Bitcoin mining Verilog
In my last post, I talked about how I did a basic conversion of my bitcoin mining script into verilog for an fpga. The next thing to do, of course, was to increase the mining speed. But first, a little more detail about how the miner works:
Overview of a Bitcoin miner
The whole Bitcoin mining system is a proof of work protocol, where miners have to find a sufficiently-hard-to-discover result in order to produce a new block in the blockchain, and the quality of the result is easy to verify. In other words, in order to earn bitcoins as a miner, you have to produce a "good enough" result to a hard problem, and show it to the rest of the world; the benefits of the bitcoin design are that 1) the result automatically encodes who produced it, and 2) despite being hard to generate, successful results are easy to verify by other bitcoin members. For bitcoin specifically, the problem to solve is finding some data that hashes to a "very low" hash value, where the hash is a double-SHA256 hash over some common data (blockchain info, transaction info, etc) with some choosable data (timestamp, nonce). So the way mining works, is you iterate over your changeable data, calculate the resulting block hash, and if it's low enough, submit it to the network. Things get a bit more complicated when you mine for a profit-sharing mining pool, as you all but the largest participants have to, but the fundamental algorithm and amount of computation stays the same.

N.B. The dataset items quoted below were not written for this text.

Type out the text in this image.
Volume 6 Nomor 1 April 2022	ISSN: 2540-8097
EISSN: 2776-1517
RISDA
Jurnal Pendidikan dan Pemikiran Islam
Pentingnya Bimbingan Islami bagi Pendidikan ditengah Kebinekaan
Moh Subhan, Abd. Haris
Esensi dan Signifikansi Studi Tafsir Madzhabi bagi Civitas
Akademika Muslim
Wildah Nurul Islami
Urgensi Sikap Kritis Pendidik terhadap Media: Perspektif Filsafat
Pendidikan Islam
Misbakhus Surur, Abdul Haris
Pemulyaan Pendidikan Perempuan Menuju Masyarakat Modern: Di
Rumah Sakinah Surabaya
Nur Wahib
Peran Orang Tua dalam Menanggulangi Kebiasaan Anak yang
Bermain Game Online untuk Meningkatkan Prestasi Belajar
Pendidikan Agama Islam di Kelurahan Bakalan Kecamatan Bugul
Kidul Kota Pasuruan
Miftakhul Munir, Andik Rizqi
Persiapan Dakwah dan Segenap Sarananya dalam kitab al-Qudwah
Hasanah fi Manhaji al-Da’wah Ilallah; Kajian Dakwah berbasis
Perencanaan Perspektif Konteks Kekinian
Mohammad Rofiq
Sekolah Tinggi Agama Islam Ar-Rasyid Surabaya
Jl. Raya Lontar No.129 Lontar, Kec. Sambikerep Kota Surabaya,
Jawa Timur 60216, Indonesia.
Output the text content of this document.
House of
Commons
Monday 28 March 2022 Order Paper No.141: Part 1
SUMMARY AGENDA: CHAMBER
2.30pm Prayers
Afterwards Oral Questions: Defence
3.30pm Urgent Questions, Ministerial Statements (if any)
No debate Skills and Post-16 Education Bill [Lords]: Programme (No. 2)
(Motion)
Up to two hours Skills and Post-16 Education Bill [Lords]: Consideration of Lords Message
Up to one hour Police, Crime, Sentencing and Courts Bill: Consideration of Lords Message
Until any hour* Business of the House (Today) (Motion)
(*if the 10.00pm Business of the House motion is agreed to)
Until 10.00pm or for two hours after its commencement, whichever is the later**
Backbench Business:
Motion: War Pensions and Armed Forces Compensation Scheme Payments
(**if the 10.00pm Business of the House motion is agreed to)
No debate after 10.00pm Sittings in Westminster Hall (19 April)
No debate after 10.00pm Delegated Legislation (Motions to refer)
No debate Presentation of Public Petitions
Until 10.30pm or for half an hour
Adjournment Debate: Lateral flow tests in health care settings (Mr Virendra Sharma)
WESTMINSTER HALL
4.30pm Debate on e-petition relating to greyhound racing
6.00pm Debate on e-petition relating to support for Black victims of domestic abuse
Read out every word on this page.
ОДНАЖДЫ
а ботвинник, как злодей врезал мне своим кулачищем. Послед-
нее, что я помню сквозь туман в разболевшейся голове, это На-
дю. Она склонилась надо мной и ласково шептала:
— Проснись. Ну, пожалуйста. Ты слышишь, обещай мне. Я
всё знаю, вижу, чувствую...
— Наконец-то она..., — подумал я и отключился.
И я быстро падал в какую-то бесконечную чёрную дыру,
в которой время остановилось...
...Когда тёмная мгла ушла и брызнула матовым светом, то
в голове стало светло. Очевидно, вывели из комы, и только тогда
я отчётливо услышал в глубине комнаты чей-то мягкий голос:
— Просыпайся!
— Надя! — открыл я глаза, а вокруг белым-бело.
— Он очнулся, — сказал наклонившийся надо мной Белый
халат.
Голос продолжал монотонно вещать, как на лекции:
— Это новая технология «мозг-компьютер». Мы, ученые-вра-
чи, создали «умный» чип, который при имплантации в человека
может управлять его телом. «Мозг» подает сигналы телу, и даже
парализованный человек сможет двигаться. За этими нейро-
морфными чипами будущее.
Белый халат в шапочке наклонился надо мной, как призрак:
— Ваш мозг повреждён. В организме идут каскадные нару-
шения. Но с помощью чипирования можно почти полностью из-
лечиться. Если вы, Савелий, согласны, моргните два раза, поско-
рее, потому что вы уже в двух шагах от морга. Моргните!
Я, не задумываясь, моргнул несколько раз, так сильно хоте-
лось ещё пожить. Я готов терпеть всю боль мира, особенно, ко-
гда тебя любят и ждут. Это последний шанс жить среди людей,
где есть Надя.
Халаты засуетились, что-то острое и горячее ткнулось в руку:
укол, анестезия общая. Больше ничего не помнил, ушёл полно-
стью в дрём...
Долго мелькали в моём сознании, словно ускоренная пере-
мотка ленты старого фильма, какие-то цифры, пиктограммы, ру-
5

SHA256 is a chunk-based algorithm: the chunk step takes 256 bits of initial state, 512 bits of input data, and "compresses" this to 256 bits of output data. SHA256 uses this to construct a hash function over arbitrary-length data by splitting the input into 512-bit blocks, and feeding the output of one chunk as the initial state for the next chunk, and taking the final output as the top-level hash. For Bitcoin mining, the input data to be hashed is 80 bytes, or 640 bits, which means that two chunk iterations are required; the output of this first sha256 calculation is 256 bits, so hashing it again requires only a single chunk step. An early optimization you can make is that the nonce falls in the second chunk of the first hash, which means that when iterating over all nonces, the input to the first of the three chunk iterations is constant. So the way my miner works is the PC communicates with my mining pool (I'm using BTC Guild), parses the results into the raw bits to be hashed, calculates the 256-bit output of the first chunk, and passes off the results to the fpga which will iterate over all nonces and compute the second two hashes. When the fpga finds a successful nonce, ie one that produces a hash with 32 initial bits, it sends the nonce plus the computed hash back to the pc, which submits it to BTC Guild.